Kris Peeters, minister for both economy and consumer affairs, reacted immediately, tweeting a reminder of the agreement reached by the banking sector in 2004, under which customers would be allowed to make 24 free withdrawals a year from machines at branches of their own bank.
“We realise we were too quick to take this decision, and we underestimated the importance of free withdrawals to our customers,” Bpost said in a statement. “In order to respond to the concerns of our clientele, Bpost Bank has therefore decided not to apply this amendment to our tariffs.”
Peeters responded, again on Twitter: “Bpost has withdrawn its decision to charge for cash withdrawals. A good decision to abide by the agreement giving customers at least 24 free withdrawals a year.”
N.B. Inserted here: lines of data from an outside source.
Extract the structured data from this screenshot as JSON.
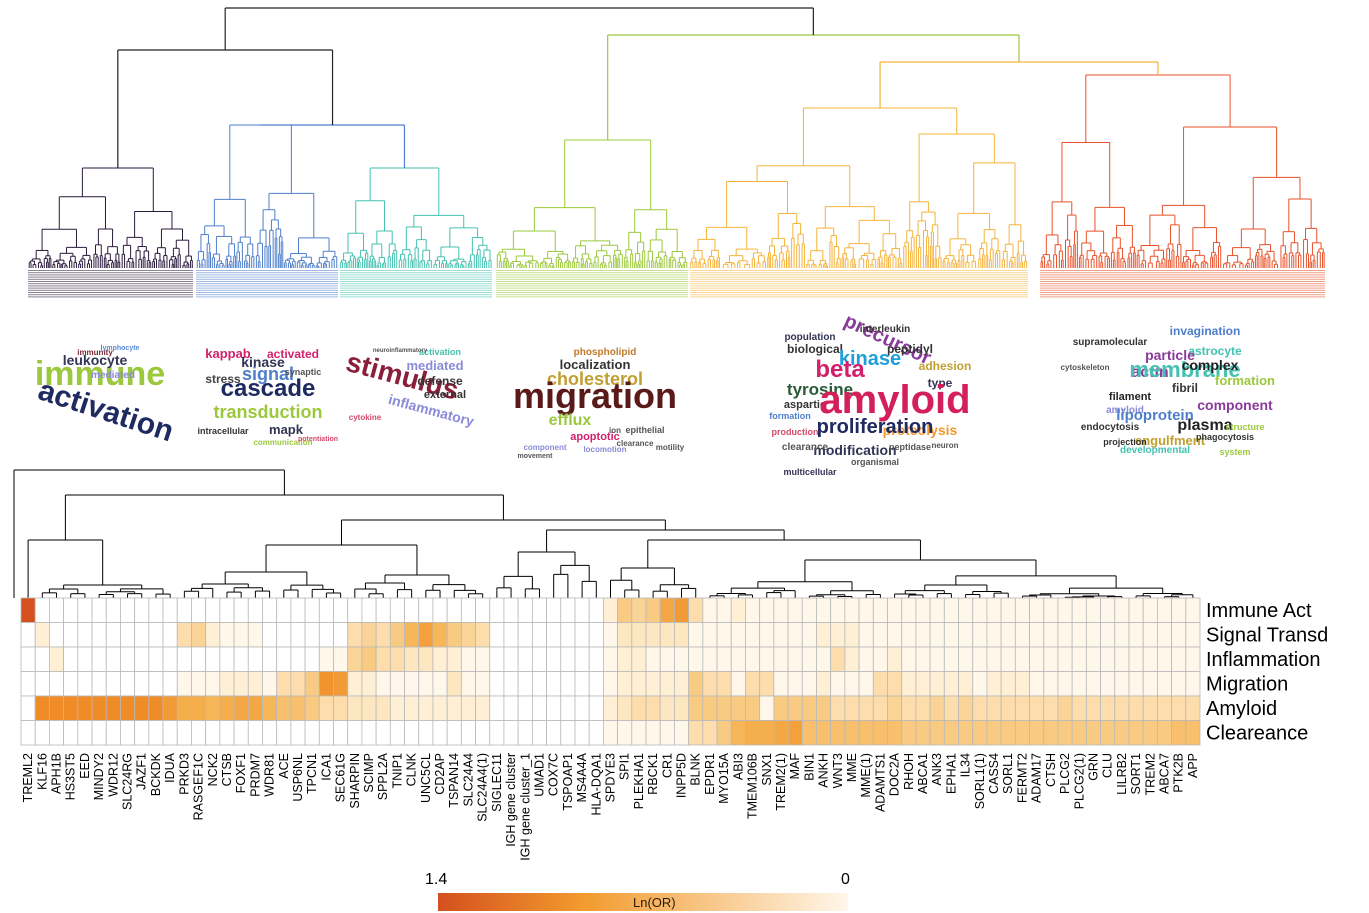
{
  "colors": {
    "cluster_1": "#2a1a3c",
    "cluster_2": "#4f7fca",
    "cluster_3": "#44c1b0",
    "cluster_4": "#9bc83c",
    "cluster_5": "#f6b33a",
    "cluster_6": "#e8512a",
    "root": "#222222",
    "heat_max": "#d4501e",
    "heat_mid": "#f29a2e",
    "heat_min": "#fff7ea"
  },
  "word_clouds": [
    {
      "words": [
        {
          "text": "immune",
          "color": "#9bc83c",
          "size": 34
        },
        {
          "text": "activation",
          "color": "#1f2a60",
          "size": 30,
          "rotate": 18
        },
        {
          "text": "leukocyte",
          "color": "#333355",
          "size": 14
        },
        {
          "text": "mediated",
          "color": "#8a8ad8",
          "size": 10
        },
        {
          "text": "immunity",
          "color": "#7a2a3a",
          "size": 8
        },
        {
          "text": "lymphocyte",
          "color": "#5a8ad8",
          "size": 7
        }
      ]
    },
    {
      "words": [
        {
          "text": "kappab",
          "color": "#d4206a",
          "size": 13
        },
        {
          "text": "activated",
          "color": "#d4206a",
          "size": 12
        },
        {
          "text": "kinase",
          "color": "#333355",
          "size": 14
        },
        {
          "text": "signal",
          "color": "#4f7fca",
          "size": 18
        },
        {
          "text": "synaptic",
          "color": "#555",
          "size": 9
        },
        {
          "text": "stress",
          "color": "#444",
          "size": 12
        },
        {
          "text": "cascade",
          "color": "#1f2a60",
          "size": 24
        },
        {
          "text": "transduction",
          "color": "#9bc83c",
          "size": 18
        },
        {
          "text": "intracellular",
          "color": "#333",
          "size": 9
        },
        {
          "text": "mapk",
          "color": "#333355",
          "size": 13
        },
        {
          "text": "communication",
          "color": "#9bc83c",
          "size": 8
        },
        {
          "text": "potentiation",
          "color": "#d44a6a",
          "size": 7
        }
      ]
    },
    {
      "words": [
        {
          "text": "stimulus",
          "color": "#8a1f3a",
          "size": 28,
          "rotate": 15
        },
        {
          "text": "mediated",
          "color": "#8a8ad8",
          "size": 13
        },
        {
          "text": "defense",
          "color": "#333",
          "size": 12
        },
        {
          "text": "external",
          "color": "#333",
          "size": 11
        },
        {
          "text": "inflammatory",
          "color": "#8a8ad8",
          "size": 14,
          "rotate": 15
        },
        {
          "text": "activation",
          "color": "#44c1b0",
          "size": 9
        },
        {
          "text": "cytokine",
          "color": "#d44a6a",
          "size": 8
        },
        {
          "text": "neuroinflammatory",
          "color": "#555",
          "size": 6
        }
      ]
    },
    {
      "words": [
        {
          "text": "phospholipid",
          "color": "#c07a2a",
          "size": 10
        },
        {
          "text": "localization",
          "color": "#333",
          "size": 13
        },
        {
          "text": "cholesterol",
          "color": "#c0a030",
          "size": 18
        },
        {
          "text": "migration",
          "color": "#5a1a1a",
          "size": 36
        },
        {
          "text": "efflux",
          "color": "#9bc83c",
          "size": 16
        },
        {
          "text": "apoptotic",
          "color": "#d4206a",
          "size": 11
        },
        {
          "text": "epithelial",
          "color": "#555",
          "size": 9
        },
        {
          "text": "component",
          "color": "#8a8ad8",
          "size": 8
        },
        {
          "text": "locomotion",
          "color": "#8a8ad8",
          "size": 8
        },
        {
          "text": "clearance",
          "color": "#555",
          "size": 8
        },
        {
          "text": "motility",
          "color": "#555",
          "size": 8
        },
        {
          "text": "movement",
          "color": "#555",
          "size": 7
        },
        {
          "text": "ion",
          "color": "#555",
          "size": 8
        }
      ]
    },
    {
      "words": [
        {
          "text": "precursor",
          "color": "#8a3a9a",
          "size": 20,
          "rotate": 25
        },
        {
          "text": "population",
          "color": "#333355",
          "size": 10
        },
        {
          "text": "interleukin",
          "color": "#333",
          "size": 10
        },
        {
          "text": "biological",
          "color": "#333",
          "size": 12
        },
        {
          "text": "peptidyl",
          "color": "#333",
          "size": 12
        },
        {
          "text": "kinase",
          "color": "#1fa0d8",
          "size": 20
        },
        {
          "text": "beta",
          "color": "#d4206a",
          "size": 24
        },
        {
          "text": "adhesion",
          "color": "#c0a030",
          "size": 12
        },
        {
          "text": "tyrosine",
          "color": "#2a5a3a",
          "size": 17
        },
        {
          "text": "type",
          "color": "#333355",
          "size": 12
        },
        {
          "text": "aspartic",
          "color": "#333",
          "size": 11
        },
        {
          "text": "amyloid",
          "color": "#d4205a",
          "size": 40
        },
        {
          "text": "proteolysis",
          "color": "#f29a2e",
          "size": 14
        },
        {
          "text": "proliferation",
          "color": "#1f2a60",
          "size": 20
        },
        {
          "text": "modification",
          "color": "#333355",
          "size": 14
        },
        {
          "text": "clearance",
          "color": "#555",
          "size": 10
        },
        {
          "text": "peptidase",
          "color": "#555",
          "size": 9
        },
        {
          "text": "organismal",
          "color": "#555",
          "size": 9
        },
        {
          "text": "multicellular",
          "color": "#333355",
          "size": 9
        },
        {
          "text": "production",
          "color": "#d44a6a",
          "size": 9
        },
        {
          "text": "formation",
          "color": "#4f7fca",
          "size": 9
        },
        {
          "text": "neuron",
          "color": "#555",
          "size": 8
        }
      ]
    },
    {
      "words": [
        {
          "text": "invagination",
          "color": "#4f7fca",
          "size": 12
        },
        {
          "text": "supramolecular",
          "color": "#333",
          "size": 10
        },
        {
          "text": "astrocyte",
          "color": "#44c1b0",
          "size": 12
        },
        {
          "text": "particle",
          "color": "#8a3a9a",
          "size": 14
        },
        {
          "text": "actin",
          "color": "#8a3a9a",
          "size": 16
        },
        {
          "text": "membrane",
          "color": "#44c1b0",
          "size": 22
        },
        {
          "text": "complex",
          "color": "#222",
          "size": 14
        },
        {
          "text": "fibril",
          "color": "#333",
          "size": 12
        },
        {
          "text": "formation",
          "color": "#9bc83c",
          "size": 13
        },
        {
          "text": "filament",
          "color": "#222",
          "size": 11
        },
        {
          "text": "amyloid",
          "color": "#8a8ad8",
          "size": 10
        },
        {
          "text": "lipoprotein",
          "color": "#4f7fca",
          "size": 15
        },
        {
          "text": "component",
          "color": "#8a3a9a",
          "size": 14
        },
        {
          "text": "plasma",
          "color": "#222",
          "size": 16
        },
        {
          "text": "endocytosis",
          "color": "#333",
          "size": 10
        },
        {
          "text": "engulfment",
          "color": "#c0a030",
          "size": 13
        },
        {
          "text": "developmental",
          "color": "#44c1b0",
          "size": 10
        },
        {
          "text": "phagocytosis",
          "color": "#333",
          "size": 9
        },
        {
          "text": "projection",
          "color": "#333",
          "size": 9
        },
        {
          "text": "system",
          "color": "#9bc83c",
          "size": 9
        },
        {
          "text": "cytoskeleton",
          "color": "#555",
          "size": 8
        },
        {
          "text": "structure",
          "color": "#9bc83c",
          "size": 9
        }
      ]
    }
  ],
  "chart_data": {
    "type": "heatmap",
    "colorbar": {
      "label": "Ln(OR)",
      "min_label": "1.4",
      "max_label": "0",
      "range": [
        1.4,
        0
      ]
    },
    "rows": [
      "Immune Act",
      "Signal Transd",
      "Inflammation",
      "Migration",
      "Amyloid",
      "Cleareance"
    ],
    "columns": [
      "TREML2",
      "KLF16",
      "APH1B",
      "HS3ST5",
      "EED",
      "MINDY2",
      "WDR12",
      "SLC24RG",
      "JAZF1",
      "BCKDK",
      "IDUA",
      "PRKD3",
      "RASGEF1C",
      "NCK2",
      "CTSB",
      "FOXF1",
      "PRDM7",
      "WDR81",
      "ACE",
      "USP6NL",
      "TPCN1",
      "ICA1",
      "SEC61G",
      "SHARPIN",
      "SCIMP",
      "SPPL2A",
      "TNIP1",
      "CLNK",
      "UNC5CL",
      "CD2AP",
      "TSPAN14",
      "SLC24A4",
      "SLC24A4(1)",
      "SIGLEC11",
      "IGH gene cluster",
      "IGH gene cluster_1",
      "UMAD1",
      "COX7C",
      "TSPOAP1",
      "MS4A4A",
      "HLA-DQA1",
      "SPDYE3",
      "SPI1",
      "PLEKHA1",
      "RBCK1",
      "CR1",
      "INPP5D",
      "BLNK",
      "EPDR1",
      "MYO15A",
      "ABI3",
      "TMEM106B",
      "SNX1",
      "TREM2(1)",
      "MAF",
      "BIN1",
      "ANKH",
      "WNT3",
      "MME",
      "MME(1)",
      "ADAMTS1",
      "DOC2A",
      "RHOH",
      "ABCA1",
      "ANK3",
      "EPHA1",
      "IL34",
      "SORL1(1)",
      "CASS4",
      "SORL1",
      "FERMT2",
      "ADAM17",
      "CTSH",
      "PLCG2",
      "PLCG2(1)",
      "GRN",
      "CLU",
      "LILRB2",
      "SORT1",
      "TREM2",
      "ABCA7",
      "PTK2B",
      "APP"
    ],
    "values": [
      [
        1.4,
        0,
        0,
        0,
        0,
        0,
        0,
        0,
        0,
        0,
        0,
        0,
        0,
        0,
        0,
        0,
        0,
        0,
        0,
        0,
        0,
        0,
        0,
        0,
        0,
        0,
        0,
        0,
        0,
        0,
        0,
        0,
        0,
        0,
        0,
        0,
        0,
        0,
        0,
        0,
        0,
        0.1,
        0.3,
        0.25,
        0.3,
        0.5,
        0.6,
        0.2,
        0.05,
        0.05,
        0.1,
        0.05,
        0.05,
        0.05,
        0.05,
        0.05,
        0.05,
        0.05,
        0.05,
        0.05,
        0.05,
        0.05,
        0.05,
        0.05,
        0.05,
        0.05,
        0.05,
        0.05,
        0.05,
        0.05,
        0.05,
        0.05,
        0.05,
        0.05,
        0.05,
        0.05,
        0.05,
        0.05,
        0.05,
        0.05,
        0.05,
        0.05,
        0.05
      ],
      [
        0,
        0.1,
        0,
        0,
        0,
        0,
        0,
        0,
        0,
        0,
        0,
        0.2,
        0.25,
        0.1,
        0.05,
        0.05,
        0.05,
        0,
        0,
        0,
        0,
        0,
        0,
        0.2,
        0.25,
        0.2,
        0.3,
        0.4,
        0.55,
        0.4,
        0.3,
        0.25,
        0.2,
        0,
        0,
        0,
        0,
        0,
        0,
        0,
        0,
        0.05,
        0.15,
        0.15,
        0.15,
        0.15,
        0.15,
        0.05,
        0.05,
        0.05,
        0.05,
        0.05,
        0.05,
        0.05,
        0.05,
        0.05,
        0.1,
        0.1,
        0.1,
        0.05,
        0.05,
        0.05,
        0.05,
        0.05,
        0.05,
        0.05,
        0.05,
        0.05,
        0.05,
        0.05,
        0.05,
        0.05,
        0.05,
        0.05,
        0.05,
        0.05,
        0.05,
        0.05,
        0.05,
        0.05,
        0.05,
        0.05,
        0.05
      ],
      [
        0,
        0,
        0.1,
        0,
        0,
        0,
        0,
        0,
        0,
        0,
        0,
        0,
        0,
        0,
        0,
        0,
        0,
        0,
        0,
        0,
        0,
        0.05,
        0.05,
        0.25,
        0.3,
        0.2,
        0.2,
        0.15,
        0.15,
        0.1,
        0.1,
        0.05,
        0.05,
        0,
        0,
        0,
        0,
        0,
        0,
        0,
        0,
        0.05,
        0.1,
        0.1,
        0.05,
        0.05,
        0.05,
        0.05,
        0.05,
        0.05,
        0.05,
        0.05,
        0.05,
        0.05,
        0.05,
        0.05,
        0.05,
        0.2,
        0.1,
        0.05,
        0.05,
        0.1,
        0.05,
        0.05,
        0.05,
        0.05,
        0.05,
        0.05,
        0.05,
        0.05,
        0.05,
        0.05,
        0.05,
        0.05,
        0.05,
        0.05,
        0.05,
        0.05,
        0.05,
        0.05,
        0.05,
        0.05,
        0.05
      ],
      [
        0,
        0,
        0,
        0,
        0,
        0,
        0,
        0,
        0,
        0,
        0,
        0.05,
        0.05,
        0.05,
        0.1,
        0.1,
        0.1,
        0.05,
        0.2,
        0.2,
        0.3,
        0.65,
        0.6,
        0.1,
        0.1,
        0.05,
        0.05,
        0.05,
        0.05,
        0.05,
        0.15,
        0.05,
        0.05,
        0,
        0,
        0,
        0,
        0,
        0,
        0,
        0,
        0.05,
        0.1,
        0.1,
        0.1,
        0.1,
        0.1,
        0.3,
        0.2,
        0.2,
        0.05,
        0.2,
        0.2,
        0.05,
        0.05,
        0.05,
        0.1,
        0.05,
        0.05,
        0.05,
        0.2,
        0.2,
        0.1,
        0.1,
        0.1,
        0.1,
        0.1,
        0.05,
        0.1,
        0.1,
        0.1,
        0.05,
        0.05,
        0.05,
        0.05,
        0.05,
        0.05,
        0.05,
        0.05,
        0.05,
        0.05,
        0.05,
        0.05
      ],
      [
        0,
        0.7,
        0.7,
        0.7,
        0.7,
        0.7,
        0.7,
        0.7,
        0.7,
        0.7,
        0.6,
        0.45,
        0.45,
        0.4,
        0.45,
        0.5,
        0.5,
        0.4,
        0.35,
        0.35,
        0.3,
        0.2,
        0.2,
        0.15,
        0.15,
        0.15,
        0.1,
        0.1,
        0.1,
        0.1,
        0.1,
        0.1,
        0.1,
        0,
        0,
        0,
        0,
        0,
        0,
        0,
        0,
        0.1,
        0.15,
        0.2,
        0.2,
        0.15,
        0.15,
        0.3,
        0.3,
        0.3,
        0.3,
        0.3,
        0.05,
        0.3,
        0.3,
        0.3,
        0.3,
        0.2,
        0.2,
        0.2,
        0.2,
        0.25,
        0.2,
        0.2,
        0.25,
        0.2,
        0.25,
        0.2,
        0.2,
        0.2,
        0.2,
        0.2,
        0.2,
        0.25,
        0.2,
        0.2,
        0.2,
        0.2,
        0.2,
        0.2,
        0.2,
        0.2,
        0.2
      ],
      [
        0,
        0,
        0,
        0,
        0,
        0,
        0,
        0,
        0,
        0,
        0,
        0,
        0,
        0,
        0,
        0,
        0,
        0,
        0,
        0,
        0,
        0,
        0,
        0,
        0,
        0,
        0,
        0,
        0,
        0,
        0,
        0,
        0,
        0,
        0,
        0,
        0,
        0,
        0,
        0,
        0,
        0.05,
        0.05,
        0.05,
        0.05,
        0.05,
        0.05,
        0.2,
        0.2,
        0.3,
        0.4,
        0.45,
        0.45,
        0.5,
        0.55,
        0.35,
        0.35,
        0.35,
        0.35,
        0.35,
        0.35,
        0.35,
        0.3,
        0.3,
        0.3,
        0.3,
        0.3,
        0.3,
        0.3,
        0.3,
        0.3,
        0.3,
        0.3,
        0.3,
        0.3,
        0.3,
        0.3,
        0.3,
        0.3,
        0.3,
        0.3,
        0.35,
        0.35
      ]
    ]
  }
}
All of the main banks in Belgium offer free withdrawals without limit in number from cash machines at their own branches. The main exception following the Bpost decision is Keytradebank, which pays account holders 50 cents every time they take money from any machine in the country.
The majority of banks also charge nothing for withdrawals from machines at other banks. Exceptions are KBC, which charges 20 cents, and ING, charging 50 cents.